See training.py for the training script.

The training script allows to load one or multiple files. We construct batches by sampling examples from the respective dataset. So far, examples are not mixed between the datasets, i.e., a batch consists only of examples from a single dataset.

As the dataset sizes are quite different in size, we perform a tempurate controlled sampling from the datasets: Smaller datasets are up-sampled, while larger datasets are down-sampled. This allows an effective training with very large and smaller datasets.

Pre-Trained Models

Have a look at pre-trained models to view all models that were trained on these paraphrase datasets.
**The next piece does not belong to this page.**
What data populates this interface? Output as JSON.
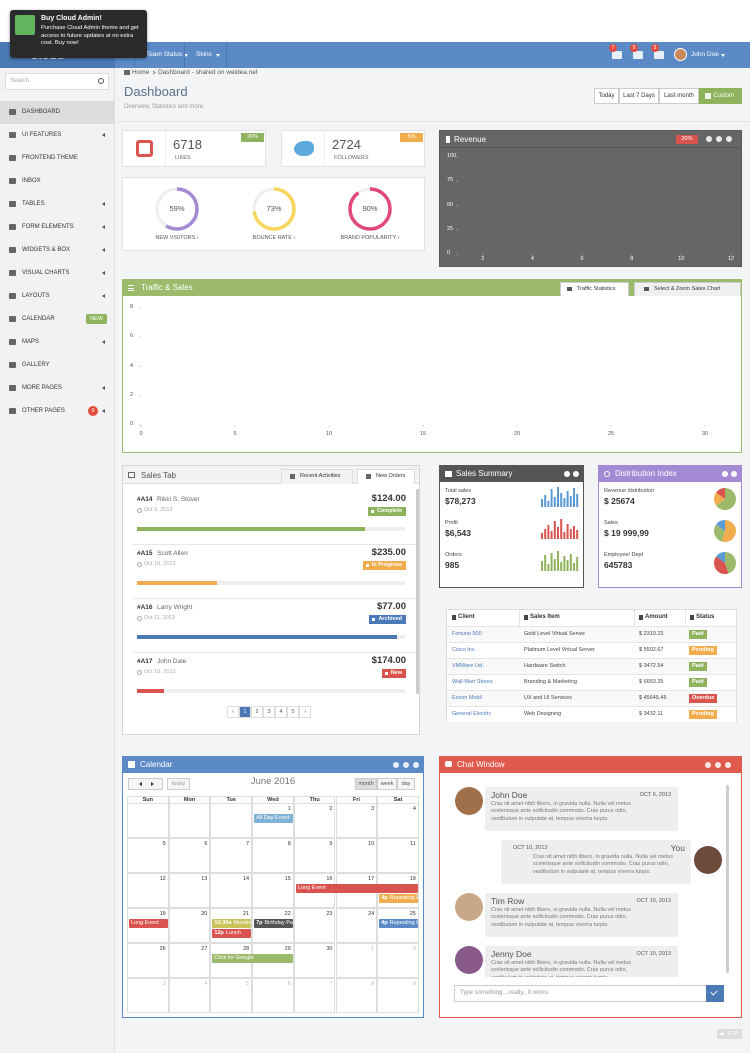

  • paraphrase-MiniLM-L12-v2 - Trained on the following datasets: AllNLI, sentence-compression, SimpleWiki, altlex, msmarco-triplets, quora_duplicates, coco_captions,flickr30k_captions, yahoo_answers_title_question, S2ORC_citation_pairs, stackexchange_duplicate_questions, wiki-atomic-edits

  • paraphrase-distilroberta-base-v2 - Trained on the following datasets: AllNLI, sentence-compression, SimpleWiki, altlex, msmarco-triplets, quora_duplicates, coco_captions,flickr30k_captions, yahoo_answers_title_question, S2ORC_citation_pairs, stackexchange_duplicate_questions, wiki-atomic-edits

  • paraphrase-distilroberta-base-v1 - Trained on the following datasets: AllNLI, sentence-compression, SimpleWiki, altlex, quora_duplicates, wiki-atomic-edits, wiki-split

  • paraphrase-xlm-r-multilingual-v1 - Multilingual version of paraphrase-distilroberta-base-v1, trained on parallel data for 50+ languages. (Teacher: paraphrase-distilroberta-base-v1, Student: xlm-r-base)

Work in Progress

Training with this data is currently work-in-progress. Things that will be added in the next time:

  • More datasets: Are you aware of more suitable training datasets? Let me know: info@nils-reimers.de

  • Optimized batching: Currently batches are only drawn from one dataset. Future work might include also batches that are sampled across datasets

  • Optimized loss function: Currently the same parameters of MultipleNegativesRankingLoss is used for all datasets. Future work includes testing if the dataset benefit from individual loss functions.

  • Pre-trained models: Once all datasets are collected, we will train and release respective models.